Pathology
Pathology/B/11
Cytogenetic aberrations and the role of telomer in carcinogenesis
染色体異常とテロメアの発がんへの関与
- タグ
- Mechanism / 機序High-yield / ポイント
1. Cytogenetic aberrations
Cytogenetics studies chromosome structure/function. Some cancer mutations are large enough to be visible on a karyotype (though some cancers have normal karyotypes).
Structural abnormalities
| Type | Effect | Example |
|---|---|---|
| Balanced translocation | Even exchange, no net gain/loss; creates fusion gene or enhancer hijacking | t(9;22) BCR-ABL; t(14;18) BCL2 |
| Deletion | Loss of tumor suppressor (needs both alleles lost) | 13q14 → RB; 17p → p53 |
| Gene amplification | Proto-oncogene overexpression | HER2, MYC, MDM2 |
Aneuploidy
- Abnormal chromosome number from a weakened mitotic checkpoint.
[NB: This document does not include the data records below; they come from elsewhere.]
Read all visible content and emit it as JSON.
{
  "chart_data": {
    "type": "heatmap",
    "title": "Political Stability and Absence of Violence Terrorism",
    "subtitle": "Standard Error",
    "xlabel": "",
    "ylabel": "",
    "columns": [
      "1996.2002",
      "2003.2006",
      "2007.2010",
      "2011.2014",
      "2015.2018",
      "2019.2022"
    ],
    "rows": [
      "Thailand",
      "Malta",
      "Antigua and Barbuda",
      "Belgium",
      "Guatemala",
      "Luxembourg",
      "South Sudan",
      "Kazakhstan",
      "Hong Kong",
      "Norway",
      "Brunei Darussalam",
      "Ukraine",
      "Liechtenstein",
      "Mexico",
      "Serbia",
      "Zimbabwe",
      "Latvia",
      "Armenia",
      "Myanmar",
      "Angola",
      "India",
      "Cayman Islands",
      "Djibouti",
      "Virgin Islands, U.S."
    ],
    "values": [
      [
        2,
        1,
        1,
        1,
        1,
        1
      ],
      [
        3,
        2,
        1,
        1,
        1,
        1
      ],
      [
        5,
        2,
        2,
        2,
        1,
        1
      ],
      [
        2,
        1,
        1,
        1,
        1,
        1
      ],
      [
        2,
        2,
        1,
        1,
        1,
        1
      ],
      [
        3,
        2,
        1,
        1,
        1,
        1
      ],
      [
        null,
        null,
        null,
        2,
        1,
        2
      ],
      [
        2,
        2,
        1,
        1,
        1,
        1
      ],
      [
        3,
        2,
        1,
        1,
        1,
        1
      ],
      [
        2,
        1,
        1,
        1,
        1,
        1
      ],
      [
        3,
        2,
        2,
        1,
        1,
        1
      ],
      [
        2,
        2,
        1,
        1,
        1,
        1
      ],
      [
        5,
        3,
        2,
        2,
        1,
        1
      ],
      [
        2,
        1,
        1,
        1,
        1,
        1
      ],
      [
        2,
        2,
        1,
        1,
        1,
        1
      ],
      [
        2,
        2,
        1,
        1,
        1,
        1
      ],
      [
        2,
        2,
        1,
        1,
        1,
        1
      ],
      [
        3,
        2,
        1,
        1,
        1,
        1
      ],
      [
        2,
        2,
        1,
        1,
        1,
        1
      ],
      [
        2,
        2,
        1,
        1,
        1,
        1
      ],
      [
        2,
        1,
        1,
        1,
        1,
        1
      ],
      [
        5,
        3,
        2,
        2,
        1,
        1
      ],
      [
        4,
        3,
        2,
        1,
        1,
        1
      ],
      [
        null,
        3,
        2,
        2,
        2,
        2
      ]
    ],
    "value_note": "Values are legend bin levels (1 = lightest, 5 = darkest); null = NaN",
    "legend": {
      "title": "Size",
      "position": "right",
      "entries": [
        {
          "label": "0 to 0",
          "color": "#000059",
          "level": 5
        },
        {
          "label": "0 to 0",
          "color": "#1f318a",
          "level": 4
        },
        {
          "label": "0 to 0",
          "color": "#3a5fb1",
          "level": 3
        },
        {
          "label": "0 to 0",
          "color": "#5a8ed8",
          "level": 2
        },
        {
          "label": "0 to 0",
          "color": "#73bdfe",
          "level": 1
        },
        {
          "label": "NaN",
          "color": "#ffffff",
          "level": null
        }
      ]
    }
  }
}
Euploidy = exact multiple of haploid (n=23; 2n=46); anything else = heteroploidy.
- Monosomy (e.g. 45,X Turner), trisomy (13 Patau, 18 Edwards, 21 Down).
2. Telomeres and immortality
- Telomeres = repetitive end-cap sequences protecting chromosome ends from fusion. They shorten with each division → limited replicative capacity (Hayflick limit).
- Short telomeres are sensed by the DNA-repair system → p53/RB-mediated senescence.
- If p53/RB are mutated → checkpoints disabled → chromosome ends fuse → dicentric chromosomes → pulled apart in anaphase → new breaks: bridge-fusion-breakage (BFB) cycles → genomic instability + mitotic catastrophe.
- Cells that reactivate telomerase (TERT) (or use ALT) escape the crisis → with accumulated mutations → immortal malignant clone. Telomerase is normally active in stem cells, low/absent in somatic cells.
💡 High-yield: Structural lesions — balanced translocation (fusion), deletion (RB 13q14, p53 17p), amplification (HER2/MYC). Aneuploidy = weak mitotic checkpoint. Telomeres shorten each division; loss → p53/RB senescence; if checkpoints fail → BFB cycles → instability; tumors reactivate telomerase (TERT) for immortality.